More budget-oriented cards like the Nvidia GeForce RTX 3060 and AMD Radeon RX 6700 XT are seeing the most positive results, with a near 50% drop in price compared to last month. For flagship cards like the RTX 3080 and RX 6800 XT, however, prices haven’t moved as much. They have dipped a respectable 10-15% which is still a very positive change considering the shortage issues plaguing the technology industry.
In the United States, GPU pricing is slowly catching up to Europe, but it’s still going down nonetheless. A Redditor named ‘u/xclm’ has created a chart comparing GPU prices of cards sold on eBay with the amount of mining horsepower it’s capable of, over the course of the past month.
He found that prices are dropping reasonably well with a 20% average price drop for all cards this month compared to May, and the higher-performing cards like the RTX 3090 have seen an even higher drop of 32% in price.

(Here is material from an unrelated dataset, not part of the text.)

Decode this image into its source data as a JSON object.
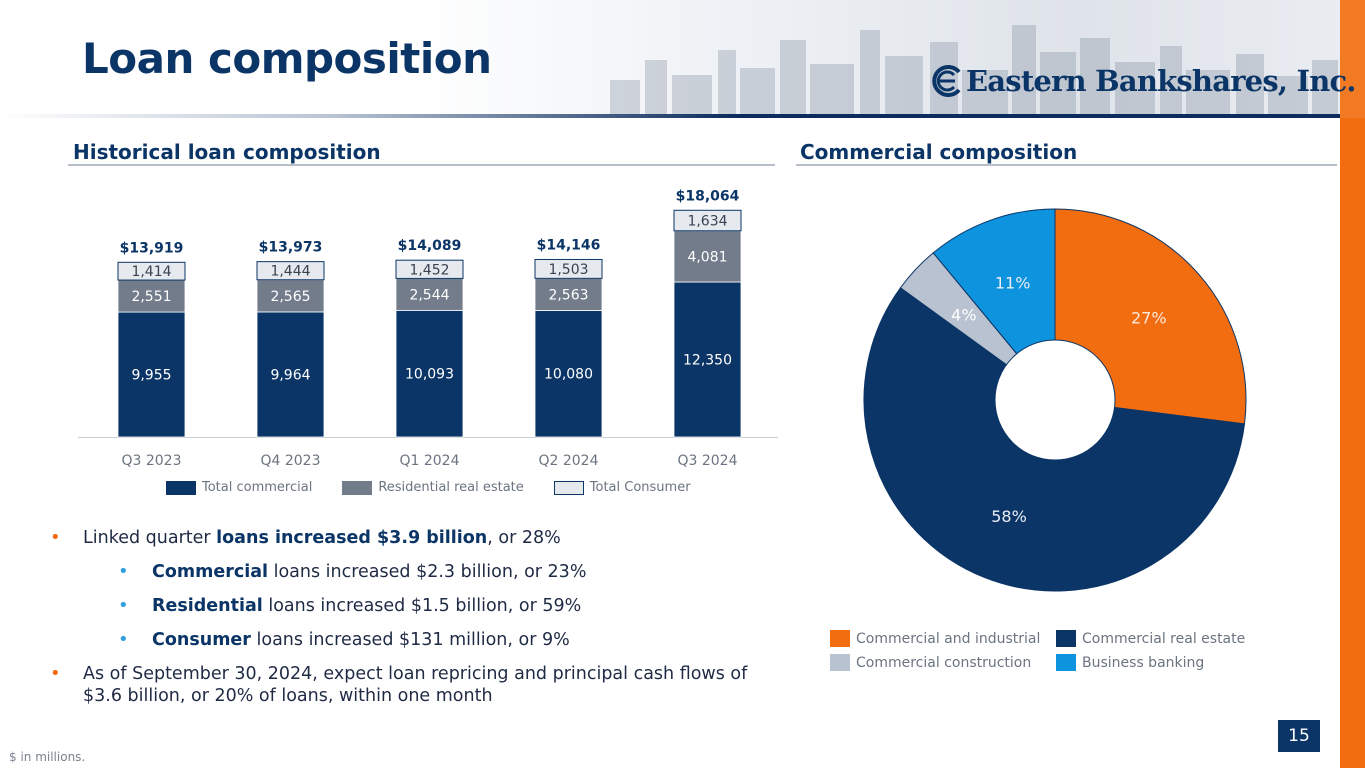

This change in market behavior is mostly attributed to China regulating crypto mining, and the big drop in the value of large cryptocurrencies like Ethereum and Bitcoin. The situation has reduced demand from miners and at the same time is forcing miners to sell off large batches of graphics cards. That’s a big difference from the first quarter of the year when 700,000 GPUs were reportedly shipped to crypto miners.
It appears the graphics card shortage may be seeing the end of its days as Europe and American GPU prices start to drop. Don’t expect a complete restoration anytime soon, but hopefully, this means more people will be able to get graphics cards at more reasonable prices.